Dr. Slover said that he and his colleagues have not tracked enough patients to draw definitive conclusions about the impact on infections and the resulting cost savings—a process that “will take some time given the numbers that will be needed to have statistical significance.” Preliminary data from 1,300 patients indicate that the screening program reduced the infection rate from 1.5 percent to 1.0 percent, said co-author Joseph A. Bosco, MD. The 1.5 percent base figure is consistent with the rates of infection reported in the literature, as are the assumed costs for the surgical procedures and an estimated $105 per patient cost for the screening and prophylaxis measures.
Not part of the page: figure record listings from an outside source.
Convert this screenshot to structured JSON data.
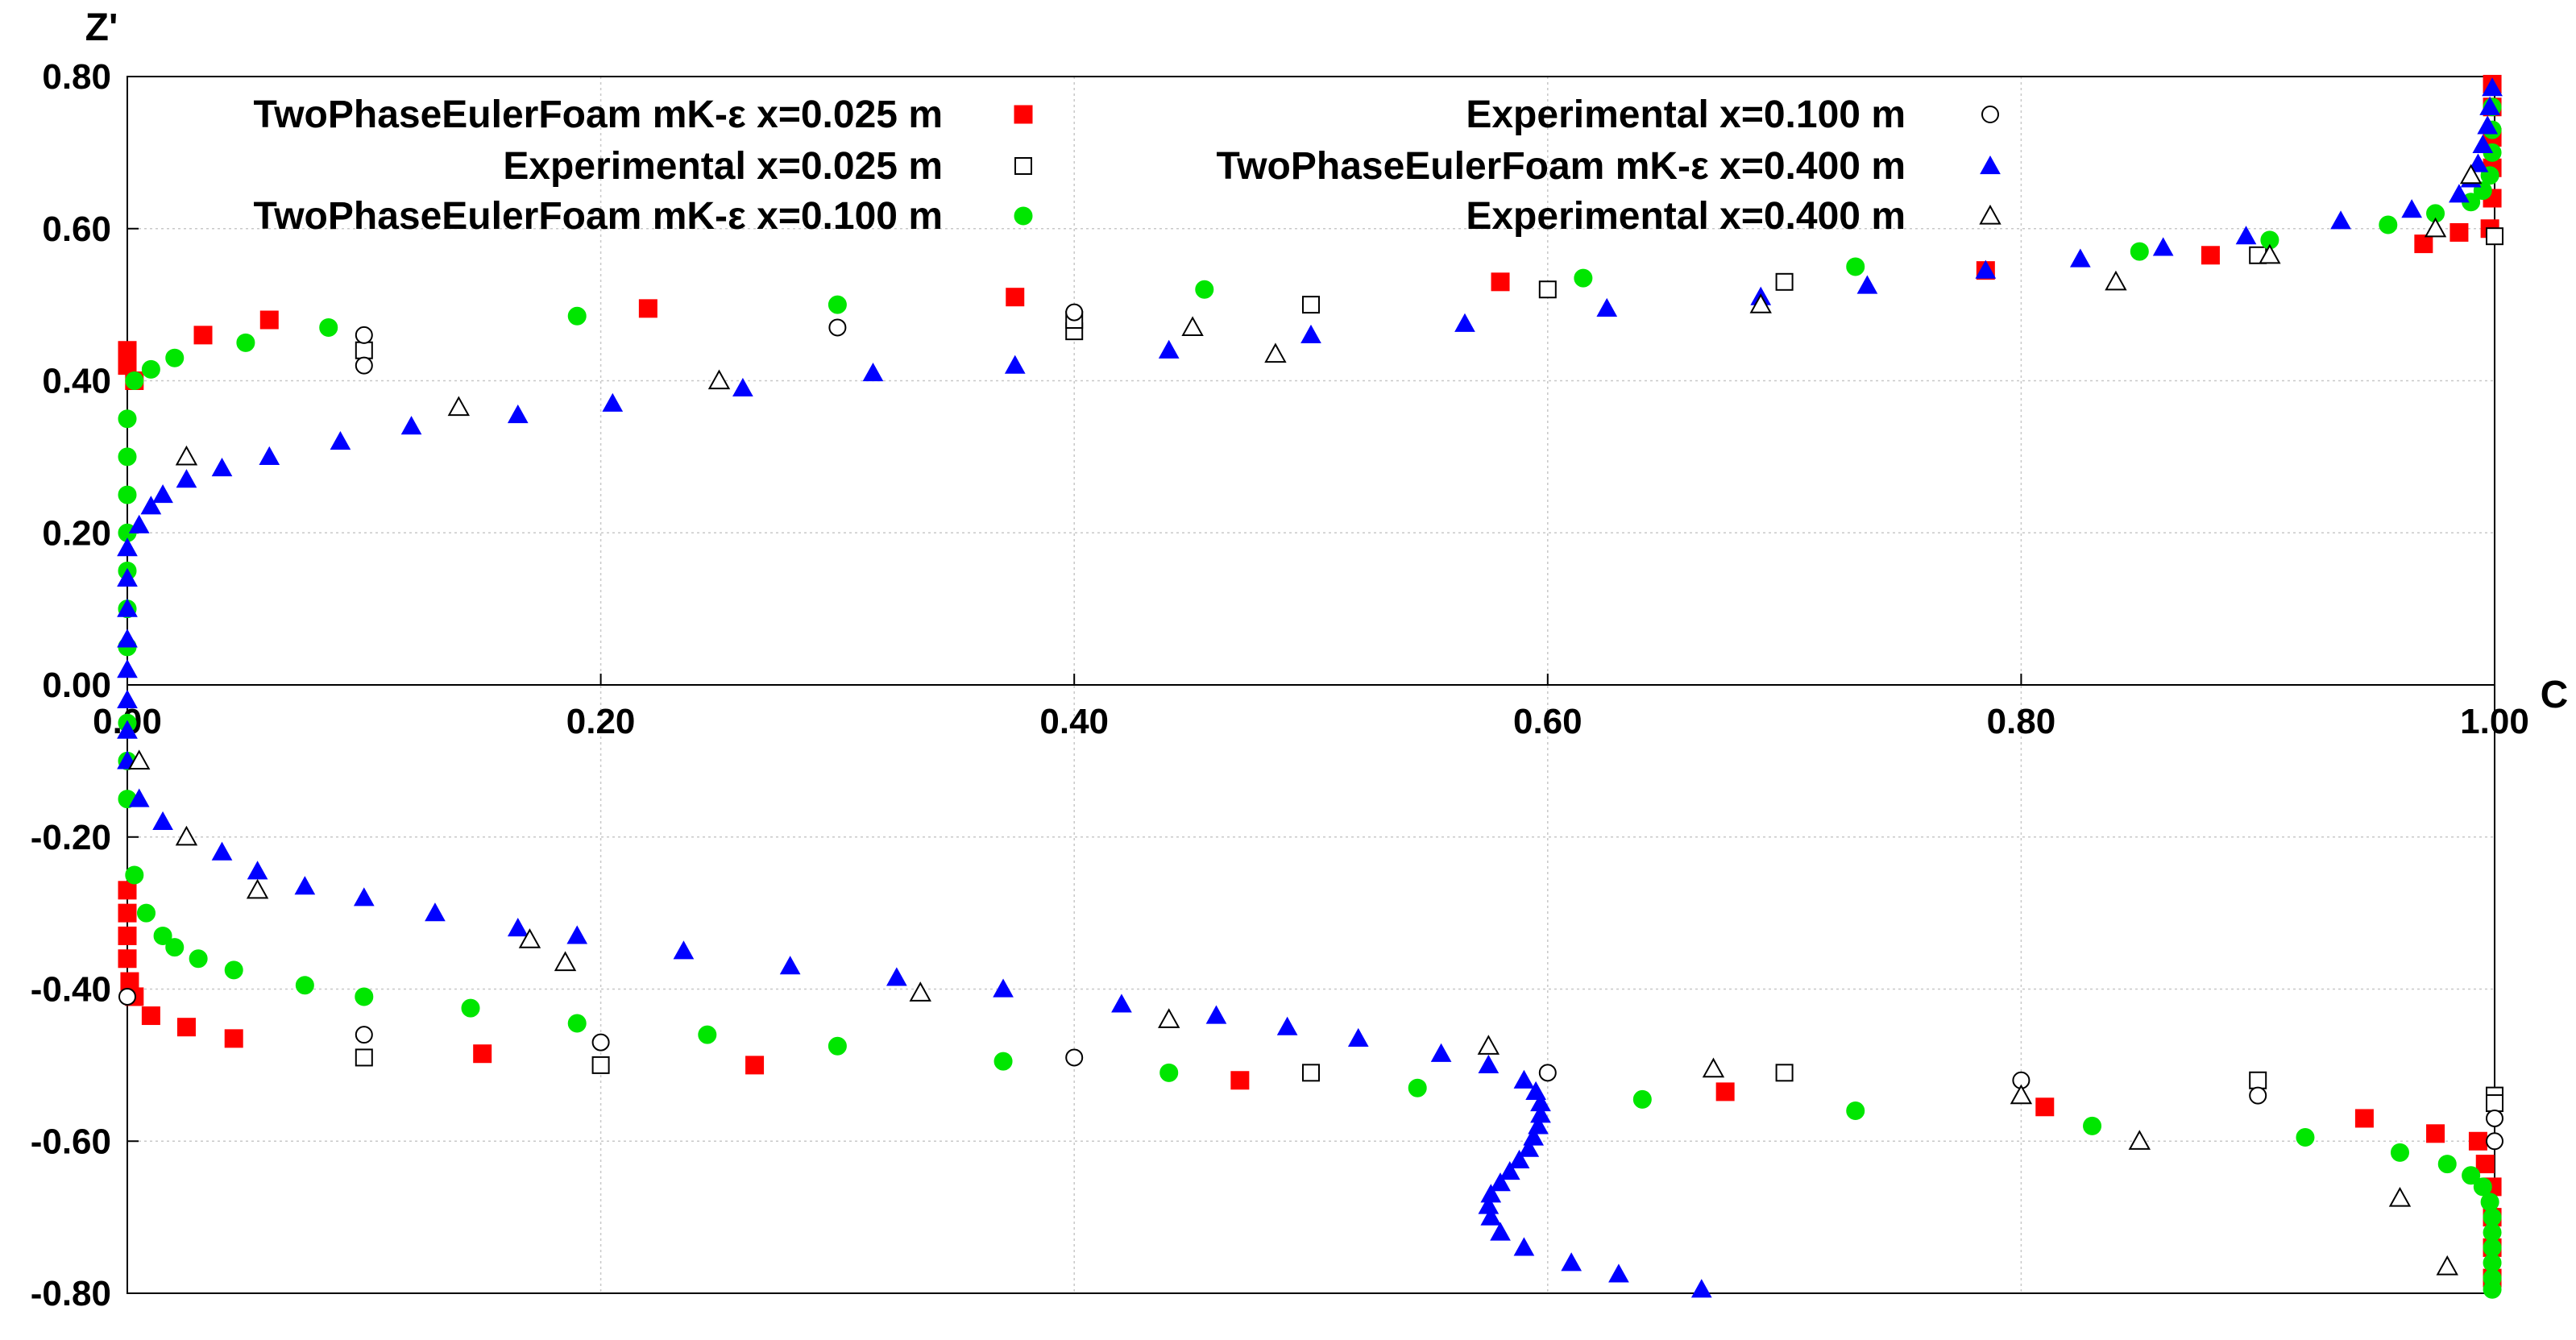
{
  "chart_data": {
    "type": "scatter",
    "xlabel": "C",
    "ylabel": "Z'",
    "xlim": [
      0,
      1
    ],
    "ylim": [
      -0.8,
      0.8
    ],
    "grid": true,
    "legend_position": "top",
    "x_tick_labels": [
      "0.00",
      "0.20",
      "0.40",
      "0.60",
      "0.80",
      "1.00"
    ],
    "y_tick_labels": [
      "0.80",
      "0.60",
      "0.40",
      "0.20",
      "0.00",
      "-0.20",
      "-0.40",
      "-0.60",
      "-0.80"
    ],
    "series": [
      {
        "name": "TwoPhaseEulerFoam mK-ε x=0.025 m",
        "marker": "square-filled",
        "color": "#ff0000",
        "points": [
          [
            0.0,
            0.44
          ],
          [
            0.0,
            0.42
          ],
          [
            0.003,
            0.4
          ],
          [
            0.032,
            0.46
          ],
          [
            0.06,
            0.48
          ],
          [
            0.22,
            0.495
          ],
          [
            0.375,
            0.51
          ],
          [
            0.58,
            0.53
          ],
          [
            0.785,
            0.545
          ],
          [
            0.88,
            0.565
          ],
          [
            0.97,
            0.58
          ],
          [
            0.985,
            0.595
          ],
          [
            0.998,
            0.6
          ],
          [
            0.999,
            0.64
          ],
          [
            0.999,
            0.68
          ],
          [
            0.999,
            0.72
          ],
          [
            0.999,
            0.76
          ],
          [
            0.999,
            0.79
          ],
          [
            0.0,
            -0.27
          ],
          [
            0.0,
            -0.3
          ],
          [
            0.0,
            -0.33
          ],
          [
            0.0,
            -0.36
          ],
          [
            0.001,
            -0.39
          ],
          [
            0.003,
            -0.41
          ],
          [
            0.01,
            -0.435
          ],
          [
            0.025,
            -0.45
          ],
          [
            0.045,
            -0.465
          ],
          [
            0.15,
            -0.485
          ],
          [
            0.265,
            -0.5
          ],
          [
            0.47,
            -0.52
          ],
          [
            0.675,
            -0.535
          ],
          [
            0.81,
            -0.555
          ],
          [
            0.945,
            -0.57
          ],
          [
            0.975,
            -0.59
          ],
          [
            0.993,
            -0.6
          ],
          [
            0.996,
            -0.63
          ],
          [
            0.999,
            -0.66
          ],
          [
            0.999,
            -0.7
          ],
          [
            0.999,
            -0.74
          ],
          [
            0.999,
            -0.78
          ]
        ]
      },
      {
        "name": "Experimental x=0.025 m",
        "marker": "square-open",
        "color": "#000000",
        "points": [
          [
            0.1,
            0.44
          ],
          [
            0.4,
            0.465
          ],
          [
            0.4,
            0.48
          ],
          [
            0.5,
            0.5
          ],
          [
            0.6,
            0.52
          ],
          [
            0.7,
            0.53
          ],
          [
            0.9,
            0.565
          ],
          [
            1.0,
            0.59
          ],
          [
            0.1,
            -0.49
          ],
          [
            0.2,
            -0.5
          ],
          [
            0.5,
            -0.51
          ],
          [
            0.7,
            -0.51
          ],
          [
            0.9,
            -0.52
          ],
          [
            1.0,
            -0.54
          ],
          [
            1.0,
            -0.55
          ]
        ]
      },
      {
        "name": "TwoPhaseEulerFoam mK-ε x=0.100 m",
        "marker": "circle-filled",
        "color": "#00e600",
        "points": [
          [
            0.0,
            0.05
          ],
          [
            0.0,
            0.1
          ],
          [
            0.0,
            0.15
          ],
          [
            0.0,
            0.2
          ],
          [
            0.0,
            0.25
          ],
          [
            0.0,
            0.3
          ],
          [
            0.0,
            0.35
          ],
          [
            0.003,
            0.4
          ],
          [
            0.01,
            0.415
          ],
          [
            0.02,
            0.43
          ],
          [
            0.05,
            0.45
          ],
          [
            0.085,
            0.47
          ],
          [
            0.19,
            0.485
          ],
          [
            0.3,
            0.5
          ],
          [
            0.455,
            0.52
          ],
          [
            0.615,
            0.535
          ],
          [
            0.73,
            0.55
          ],
          [
            0.85,
            0.57
          ],
          [
            0.905,
            0.585
          ],
          [
            0.955,
            0.605
          ],
          [
            0.975,
            0.62
          ],
          [
            0.99,
            0.635
          ],
          [
            0.995,
            0.65
          ],
          [
            0.998,
            0.67
          ],
          [
            0.999,
            0.7
          ],
          [
            0.999,
            0.73
          ],
          [
            0.999,
            0.76
          ],
          [
            0.0,
            -0.05
          ],
          [
            0.0,
            -0.1
          ],
          [
            0.0,
            -0.15
          ],
          [
            0.003,
            -0.25
          ],
          [
            0.008,
            -0.3
          ],
          [
            0.015,
            -0.33
          ],
          [
            0.02,
            -0.345
          ],
          [
            0.03,
            -0.36
          ],
          [
            0.045,
            -0.375
          ],
          [
            0.075,
            -0.395
          ],
          [
            0.1,
            -0.41
          ],
          [
            0.145,
            -0.425
          ],
          [
            0.19,
            -0.445
          ],
          [
            0.245,
            -0.46
          ],
          [
            0.3,
            -0.475
          ],
          [
            0.37,
            -0.495
          ],
          [
            0.44,
            -0.51
          ],
          [
            0.545,
            -0.53
          ],
          [
            0.64,
            -0.545
          ],
          [
            0.73,
            -0.56
          ],
          [
            0.83,
            -0.58
          ],
          [
            0.92,
            -0.595
          ],
          [
            0.96,
            -0.615
          ],
          [
            0.98,
            -0.63
          ],
          [
            0.99,
            -0.645
          ],
          [
            0.995,
            -0.66
          ],
          [
            0.998,
            -0.68
          ],
          [
            0.999,
            -0.7
          ],
          [
            0.999,
            -0.72
          ],
          [
            0.999,
            -0.74
          ],
          [
            0.999,
            -0.76
          ],
          [
            0.999,
            -0.78
          ],
          [
            0.999,
            -0.795
          ]
        ]
      },
      {
        "name": "Experimental x=0.100 m",
        "marker": "circle-open",
        "color": "#000000",
        "points": [
          [
            0.1,
            0.46
          ],
          [
            0.1,
            0.42
          ],
          [
            0.3,
            0.47
          ],
          [
            0.4,
            0.49
          ],
          [
            0.0,
            -0.41
          ],
          [
            0.1,
            -0.46
          ],
          [
            0.2,
            -0.47
          ],
          [
            0.4,
            -0.49
          ],
          [
            0.6,
            -0.51
          ],
          [
            0.8,
            -0.52
          ],
          [
            0.9,
            -0.54
          ],
          [
            1.0,
            -0.57
          ],
          [
            1.0,
            -0.6
          ]
        ]
      },
      {
        "name": "TwoPhaseEulerFoam mK-ε x=0.400 m",
        "marker": "triangle-filled",
        "color": "#0000ff",
        "points": [
          [
            0.0,
            0.02
          ],
          [
            0.0,
            0.06
          ],
          [
            0.0,
            0.1
          ],
          [
            0.0,
            0.14
          ],
          [
            0.0,
            0.18
          ],
          [
            0.005,
            0.21
          ],
          [
            0.01,
            0.235
          ],
          [
            0.015,
            0.25
          ],
          [
            0.025,
            0.27
          ],
          [
            0.04,
            0.285
          ],
          [
            0.06,
            0.3
          ],
          [
            0.09,
            0.32
          ],
          [
            0.12,
            0.34
          ],
          [
            0.165,
            0.355
          ],
          [
            0.205,
            0.37
          ],
          [
            0.26,
            0.39
          ],
          [
            0.315,
            0.41
          ],
          [
            0.375,
            0.42
          ],
          [
            0.44,
            0.44
          ],
          [
            0.5,
            0.46
          ],
          [
            0.565,
            0.475
          ],
          [
            0.625,
            0.495
          ],
          [
            0.69,
            0.51
          ],
          [
            0.735,
            0.525
          ],
          [
            0.785,
            0.545
          ],
          [
            0.825,
            0.56
          ],
          [
            0.86,
            0.575
          ],
          [
            0.895,
            0.59
          ],
          [
            0.935,
            0.61
          ],
          [
            0.965,
            0.625
          ],
          [
            0.985,
            0.645
          ],
          [
            0.99,
            0.665
          ],
          [
            0.993,
            0.685
          ],
          [
            0.995,
            0.71
          ],
          [
            0.997,
            0.735
          ],
          [
            0.998,
            0.76
          ],
          [
            0.999,
            0.785
          ],
          [
            0.0,
            -0.02
          ],
          [
            0.0,
            -0.06
          ],
          [
            0.0,
            -0.1
          ],
          [
            0.005,
            -0.15
          ],
          [
            0.015,
            -0.18
          ],
          [
            0.025,
            -0.2
          ],
          [
            0.04,
            -0.22
          ],
          [
            0.055,
            -0.245
          ],
          [
            0.075,
            -0.265
          ],
          [
            0.1,
            -0.28
          ],
          [
            0.13,
            -0.3
          ],
          [
            0.165,
            -0.32
          ],
          [
            0.19,
            -0.33
          ],
          [
            0.235,
            -0.35
          ],
          [
            0.28,
            -0.37
          ],
          [
            0.325,
            -0.385
          ],
          [
            0.37,
            -0.4
          ],
          [
            0.42,
            -0.42
          ],
          [
            0.46,
            -0.435
          ],
          [
            0.49,
            -0.45
          ],
          [
            0.52,
            -0.465
          ],
          [
            0.555,
            -0.485
          ],
          [
            0.575,
            -0.5
          ],
          [
            0.59,
            -0.52
          ],
          [
            0.595,
            -0.535
          ],
          [
            0.597,
            -0.55
          ],
          [
            0.597,
            -0.565
          ],
          [
            0.596,
            -0.58
          ],
          [
            0.594,
            -0.595
          ],
          [
            0.592,
            -0.61
          ],
          [
            0.588,
            -0.625
          ],
          [
            0.584,
            -0.64
          ],
          [
            0.58,
            -0.655
          ],
          [
            0.576,
            -0.67
          ],
          [
            0.575,
            -0.685
          ],
          [
            0.576,
            -0.7
          ],
          [
            0.58,
            -0.72
          ],
          [
            0.59,
            -0.74
          ],
          [
            0.61,
            -0.76
          ],
          [
            0.63,
            -0.775
          ],
          [
            0.665,
            -0.795
          ]
        ]
      },
      {
        "name": "Experimental x=0.400 m",
        "marker": "triangle-open",
        "color": "#000000",
        "points": [
          [
            0.025,
            0.3
          ],
          [
            0.14,
            0.365
          ],
          [
            0.25,
            0.4
          ],
          [
            0.485,
            0.435
          ],
          [
            0.45,
            0.47
          ],
          [
            0.69,
            0.5
          ],
          [
            0.84,
            0.53
          ],
          [
            0.905,
            0.565
          ],
          [
            0.975,
            0.6
          ],
          [
            0.99,
            0.67
          ],
          [
            0.005,
            -0.1
          ],
          [
            0.025,
            -0.2
          ],
          [
            0.055,
            -0.27
          ],
          [
            0.17,
            -0.335
          ],
          [
            0.185,
            -0.365
          ],
          [
            0.335,
            -0.405
          ],
          [
            0.44,
            -0.44
          ],
          [
            0.575,
            -0.475
          ],
          [
            0.67,
            -0.505
          ],
          [
            0.8,
            -0.54
          ],
          [
            0.85,
            -0.6
          ],
          [
            0.96,
            -0.675
          ],
          [
            0.98,
            -0.765
          ]
        ]
      }
    ],
    "legend_order": [
      0,
      1,
      2,
      3,
      4,
      5
    ]
  }
}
According to Dr. Bosco, in a hypothetical group of 1,000 patients, such a screening program will prevent 5 infections. With a total screening cost of $105,000, “it costs $21,000 to prevent each infection. Because treating an infection costs $75,000, this is a cost-effective protocol,” he said.

Model results
The authors also developed a model to demonstrate the reduction in infections required for a screening program to be cost effective. Under the model, a program that reduces infection rates by more than 40 percent—ie, achieving a revision rate of 0.6 or less—is cost effective in all cases. Other scenarios can be seen in a graph (
Fig. 1) that shows the parameters for which screening programs save costs or not save costs. It indicates, for example, that a program that achieves a 30 percent reduction in infection is cost effective if the cost of treating an infected patient is greater than $30,000.

Because of the relatively low cost per patient for screening and prophylaxis, Dr. Slover said that “any statistically significant reduction will be highly cost effective.

If we can establish that, then screening and decolonization are likely to become a widely used preoperative infection control intervention.”

The other authors of “Cost-effectiveness of screening and decolonization of S aureus for reducing surgical infections” are Janet Haas, MD, Michael Phillips, MD, and Igor Immerman, MD.

Disclosure information: Dr. Slover—Smith & Nephew, Stryker; Dr. Haas—Otsuka Pharmaceutical; Dr. Bosco—Ortho McNeil Janssen, AO, Arthrex, DePuy, EBI, Exactech, Hand Innovations, Mitek, Small Bone Innovations, Smith & Nephew, Stryker, and Synthes. Drs. Phillips and Immerman reported no conflicts.